日本オフィスことOpenAI Japanのメンバーはこの1年間で約30人にまで拡大し、日本におけるOpenAIのサービスの週間アクティブユーザー(WAU)数は3倍以上となったという。
この成長により、日本は世界的に見てもAIツール/アプリケーション開発者向け市場としてトップ5に、ビジネスユーザー向け市場としてもトップ3にまで事業規模が拡大したそうだ。
ライトキャップCOOによると、日本のSIer(システムインテグレーター)や開発者たちは、驚くほどにOpenAIの技術を積極的に活用し、“情熱的”とさえ表現できるものだという。

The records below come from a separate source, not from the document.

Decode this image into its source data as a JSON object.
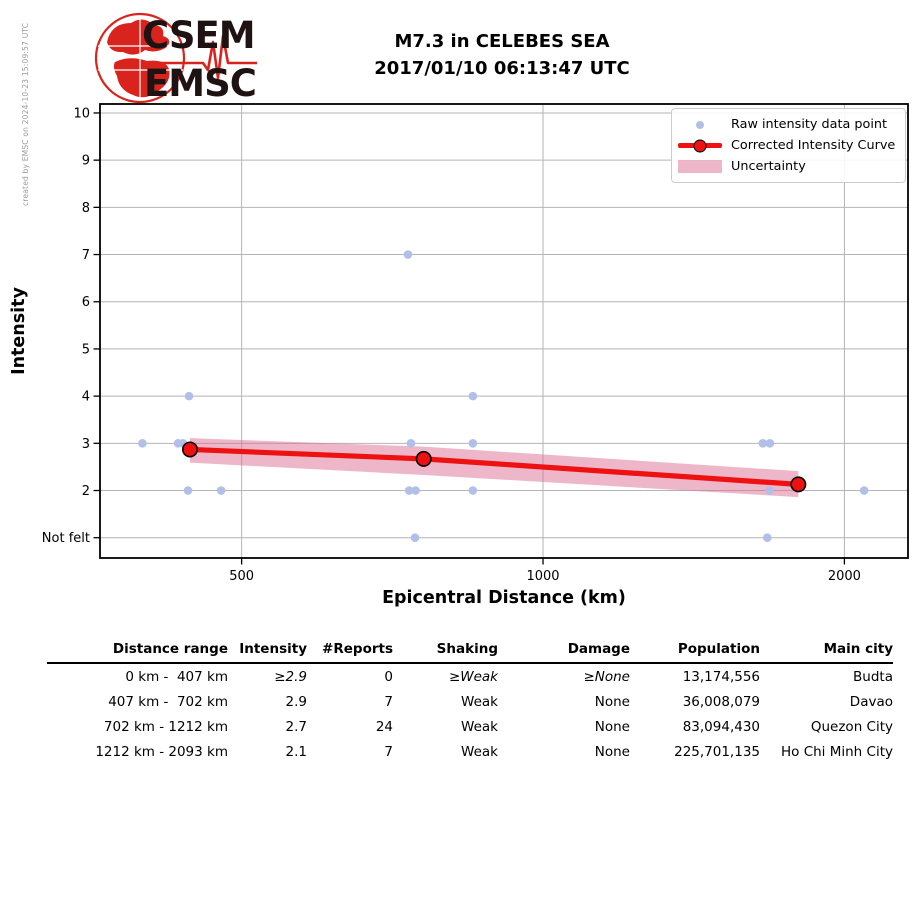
{
  "watermark": {
    "text": "created by EMSC on 2024-10-23 15:09:57 UTC"
  },
  "logo": {
    "line1": "CSEM",
    "line2": "EMSC"
  },
  "chart_data": {
    "type": "scatter",
    "title": "M7.3 in CELEBES SEA",
    "subtitle": "2017/01/10 06:13:47 UTC",
    "xlabel": "Epicentral Distance (km)",
    "ylabel": "Intensity",
    "x_scale": "log",
    "xlim": [
      361,
      2315
    ],
    "ylim": [
      0.57,
      10.19
    ],
    "x_ticks": [
      {
        "value": 500,
        "label": "500"
      },
      {
        "value": 1000,
        "label": "1000"
      },
      {
        "value": 2000,
        "label": "2000"
      }
    ],
    "y_ticks": [
      {
        "value": 10,
        "label": "10"
      },
      {
        "value": 9,
        "label": "9"
      },
      {
        "value": 8,
        "label": "8"
      },
      {
        "value": 7,
        "label": "7"
      },
      {
        "value": 6,
        "label": "6"
      },
      {
        "value": 5,
        "label": "5"
      },
      {
        "value": 4,
        "label": "4"
      },
      {
        "value": 3,
        "label": "3"
      },
      {
        "value": 2,
        "label": "2"
      },
      {
        "value": 1,
        "label": "Not felt"
      }
    ],
    "grid": true,
    "legend_position": "upper right",
    "legend": [
      {
        "marker": "raw-point-dot",
        "label": "Raw intensity data point"
      },
      {
        "marker": "curve-line-with-marker",
        "label": "Corrected Intensity Curve"
      },
      {
        "marker": "uncertainty-band-swatch",
        "label": "Uncertainty"
      }
    ],
    "raw_points": [
      {
        "d": 398,
        "i": 3
      },
      {
        "d": 432,
        "i": 3
      },
      {
        "d": 437,
        "i": 3
      },
      {
        "d": 443,
        "i": 4
      },
      {
        "d": 442,
        "i": 2
      },
      {
        "d": 477,
        "i": 2
      },
      {
        "d": 733,
        "i": 7
      },
      {
        "d": 738,
        "i": 3
      },
      {
        "d": 735,
        "i": 2
      },
      {
        "d": 746,
        "i": 2
      },
      {
        "d": 745,
        "i": 1
      },
      {
        "d": 851,
        "i": 4
      },
      {
        "d": 851,
        "i": 3
      },
      {
        "d": 851,
        "i": 2
      },
      {
        "d": 1658,
        "i": 3
      },
      {
        "d": 1685,
        "i": 3
      },
      {
        "d": 1683,
        "i": 2
      },
      {
        "d": 1675,
        "i": 1
      },
      {
        "d": 2093,
        "i": 2
      }
    ],
    "corrected_curve": [
      {
        "d": 444,
        "i": 2.87
      },
      {
        "d": 760,
        "i": 2.67
      },
      {
        "d": 1799,
        "i": 2.13
      }
    ],
    "uncertainty_band": {
      "upper": [
        {
          "d": 444,
          "i": 3.11
        },
        {
          "d": 760,
          "i": 2.93
        },
        {
          "d": 1799,
          "i": 2.41
        }
      ],
      "lower": [
        {
          "d": 444,
          "i": 2.59
        },
        {
          "d": 760,
          "i": 2.33
        },
        {
          "d": 1799,
          "i": 1.86
        }
      ]
    },
    "colors": {
      "raw_point": "#b1bfe9",
      "curve": "#ee1111",
      "band": "rgba(219,112,147,0.5)",
      "grid": "#b4b4b4",
      "frame": "#000000",
      "logo_red": "#d8241c",
      "logo_text": "#1f1212"
    }
  },
  "table": {
    "headers": [
      "Distance range",
      "Intensity",
      "#Reports",
      "Shaking",
      "Damage",
      "Population",
      "Main city"
    ],
    "rows": [
      [
        "0 km -  407 km",
        "≥2.9",
        "0",
        "≥Weak",
        "≥None",
        "13,174,556",
        "Budta"
      ],
      [
        "407 km -  702 km",
        "2.9",
        "7",
        "Weak",
        "None",
        "36,008,079",
        "Davao"
      ],
      [
        "702 km - 1212 km",
        "2.7",
        "24",
        "Weak",
        "None",
        "83,094,430",
        "Quezon City"
      ],
      [
        "1212 km - 2093 km",
        "2.1",
        "7",
        "Weak",
        "None",
        "225,701,135",
        "Ho Chi Minh City"
      ]
    ],
    "italic_first_row": true
  }
}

ただ、そうした良好な関係の中でも、一部の顧客は開かれたクラウドベースではなく、オンプレミスでの実装を望んでいるともいう。このニーズについて、ライトキャップCOOはこう話す。
多くの顧客は先進的な、大規模AIモデルを動かすためにクラウドでのAI実装を望んでいます。(企業にとって)最先端のAIモデルを動かす設備を用意するハードルは高いですからね。
一方で、セキュリティやコンプライアンス上の観点からオンプレミスでなければ(AIを)活用できない領域があることも確かです。既に明らかにしているように、私たちは近く「オープンウェイトモデル」を提供することを約束しています。
「オープンウェイトモデル」とは、開発者自身がパラメーターを調整して、特定のタスクやデータセットに最適化させることを可能とする、AIモデルの新しい提供方法だ。
AIモデルを自社システムに適応させることで柔軟性が大幅に向上し、独自のデータセットを使った高度なチューニングも可能となる。
もちろん、ウェイトパラメーターを把握/カスタマイズできるため、透明性も高めることができる。特定のタスクに特化した、専門性の高いAIモデルを作ることもできるため、AIエージェント開発のスピードも早めることができるだろう。
今のところ、どのようにしてオープンウェイトモデルを提供すべきなのか、その方法やオープンウェイト化することで、どのような展開が行えるのか、それを利用してユーザーが何を行いたいかについて、コミュニティーからのフィードバックを受けながら作業しています。